Ketua Sekretariat Satgas PASTI di Otoritas Jasa Keuangan (OJK), Hudiyanto, menyampaikan bahwa sepanjang triwulan pertama 2026, pihaknya telah menindak ratusan entitas ilegal.
“Dari 1 Januari 2026 sampai dengan 31 Maret 2026, Satgas PASTI telah menemukan dan menghentikan 951 entitas pinjol ilegal serta 2 penawaran investasi ilegal pada sejumlah situs dan aplikasi yang berpotensi merugikan masyarakat,” ujarnya dalam keterangan, Rabu (29/4/2026).
Satgas PASTI juga mengidentifikasi sejumlah pola penipuan yang paling sering dilaporkan masyarakat. Salah satunya adalah penawaran pekerjaan sederhana berbasis deposit, seperti memberi ulasan atau menonton iklan, namun diikuti permintaan setoran dengan iming-iming keuntungan berlipat.
Selain itu, pelaku juga kerap menggunakan modus peniruan identitas lembaga keuangan resmi untuk menipu korban. Skema lain yang marak adalah penawaran pendanaan dengan janji imbal hasil tetap tanpa kejelasan bisnis, hingga praktik money game yang mengandalkan perekrutan anggota baru.

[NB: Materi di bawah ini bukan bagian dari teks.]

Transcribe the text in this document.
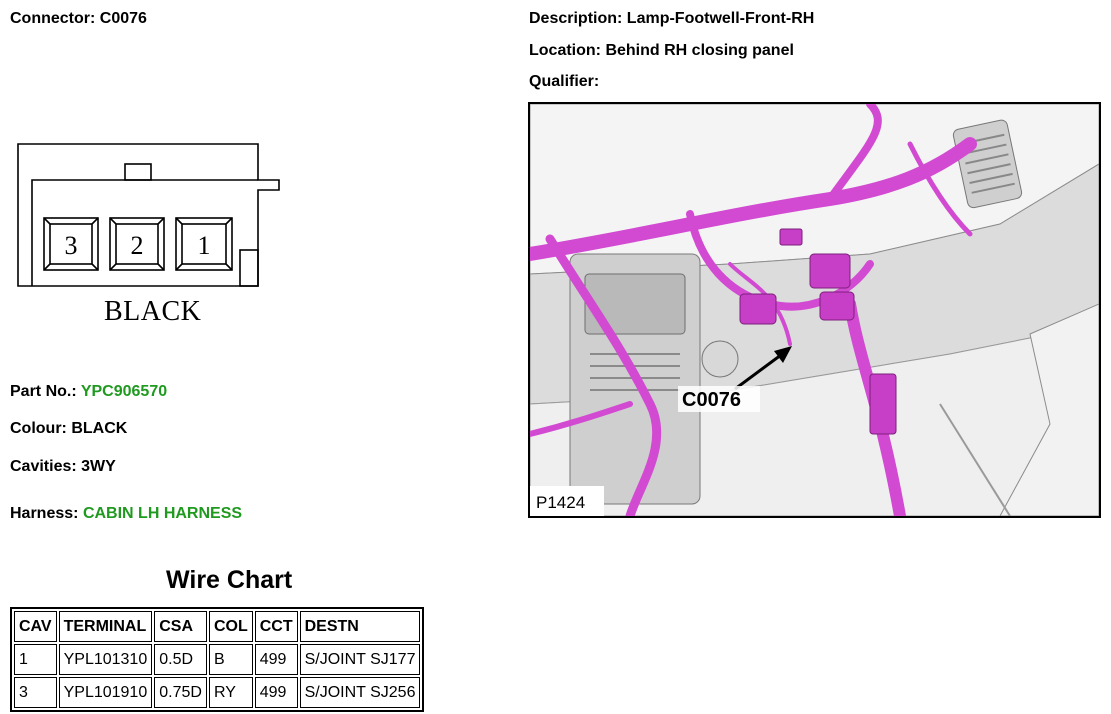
Connector: C0076	Description: Lamp-Footwell-Front-RH
Location: Behind RH closing panel
Qualifier:
3 2 1
BLACK
Part No.: YPC906570
Colour: BLACK
Cavities: 3WY
Harness: CABIN LH HARNESS
Wire Chart
CAV	TERMINAL	CSA	COL	CCT	DESTN
1	YPL101310	0.5D	B	499	S/JOINT SJ177
3	YPL101910	0.75D	RY	499	S/JOINT SJ256
C0076
P1424
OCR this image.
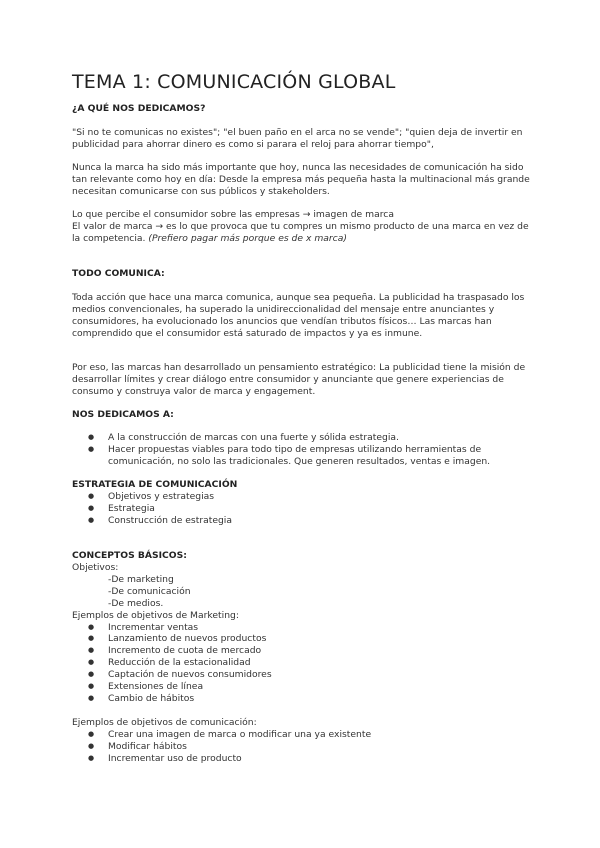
TEMA 1: COMUNICACIÓN GLOBAL

¿A QUÉ NOS DEDICAMOS?

"Si no te comunicas no existes"; "el buen paño en el arca no se vende"; "quien deja de invertir en publicidad para ahorrar dinero es como si parara el reloj para ahorrar tiempo",

Nunca la marca ha sido más importante que hoy, nunca las necesidades de comunicación ha sido tan relevante como hoy en día: Desde la empresa más pequeña hasta la multinacional más grande necesitan comunicarse con sus públicos y stakeholders.

Lo que percibe el consumidor sobre las empresas → imagen de marca

El valor de marca → es lo que provoca que tu compres un mismo producto de una marca en vez de la competencia. (Prefiero pagar más porque es de x marca)

TODO COMUNICA:

Toda acción que hace una marca comunica, aunque sea pequeña. La publicidad ha traspasado los medios convencionales, ha superado la unidireccionalidad del mensaje entre anunciantes y consumidores, ha evolucionado los anuncios que vendían tributos físicos… Las marcas han comprendido que el consumidor está saturado de impactos y ya es inmune.

Por eso, las marcas han desarrollado un pensamiento estratégico: La publicidad tiene la misión de desarrollar límites y crear diálogo entre consumidor y anunciante que genere experiencias de consumo y construya valor de marca y engagement.

NOS DEDICAMOS A:

● A la construcción de marcas con una fuerte y sólida estrategia.
● Hacer propuestas viables para todo tipo de empresas utilizando herramientas de comunicación, no solo las tradicionales. Que generen resultados, ventas e imagen.

ESTRATEGIA DE COMUNICACIÓN

● Objetivos y estrategias
● Estrategia
● Construcción de estrategia

CONCEPTOS BÁSICOS:

Objetivos:

-De marketing

-De comunicación

-De medios.

Ejemplos de objetivos de Marketing:

● Incrementar ventas
● Lanzamiento de nuevos productos
● Incremento de cuota de mercado
● Reducción de la estacionalidad
● Captación de nuevos consumidores
● Extensiones de línea
● Cambio de hábitos

Ejemplos de objetivos de comunicación:

● Crear una imagen de marca o modificar una ya existente
● Modificar hábitos
● Incrementar uso de producto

Tak hanya itu, perdagangan aset kripto ilegal juga menjadi perhatian. Penawaran ini biasanya menjanjikan keuntungan tinggi tanpa risiko, padahal tidak memiliki izin dari otoritas terkait.
Seluruh modus tersebut umumnya disebarkan melalui media sosial, pesan pribadi, hingga grup percakapan digital.
Dalam upaya penanganan penipuan, Indonesia Anti-Scam Centre (IASC) mencatat lonjakan laporan dari masyarakat. Sejak 22 November 2024 hingga 31 Maret 2026, IASC telah menerima lebih dari 515 ribu laporan.
Dari jumlah tersebut, sebanyak 872.395 rekening telah dilaporkan dan diverifikasi, dengan 460.270 rekening di antaranya berhasil diblokir.
Langkah tersebut berdampak signifikan terhadap penyelamatan dana masyarakat. Total dana korban yang berhasil diblokir mencapai sekitar Rp585,4 miliar.
“IASC telah mengembalikan dana korban sebesar Rp169 miliar yang berasal dari rekening pada 19 bank yang digunakan oleh pelaku kejahatan penipuan,” jelas Hudiyanto.
Meski penindakan terus dilakukan, Satgas PASTI dan OJK mengingatkan masyarakat untuk tetap waspada terhadap berbagai penawaran yang mencurigakan.
Beberapa langkah pencegahan yang disarankan antara lain tidak mudah tergiur keuntungan tinggi dalam waktu singkat, memastikan legalitas lembaga melalui kanal resmi OJK, serta tidak membagikan data pribadi seperti kode OTP dan kata sandi kepada pihak lain.
Masyarakat juga diminta segera melaporkan jika menemukan indikasi aktivitas ilegal melalui kanal resmi sipasti.ojk.go.id dan melaporkan penipuan transaksi keuangan ke iasc.ojk.go.id.
Satgas PASTI menegaskan akan terus memperkuat koordinasi lintas lembaga guna menekan penyebaran praktik keuangan ilegal, khususnya di platform digital.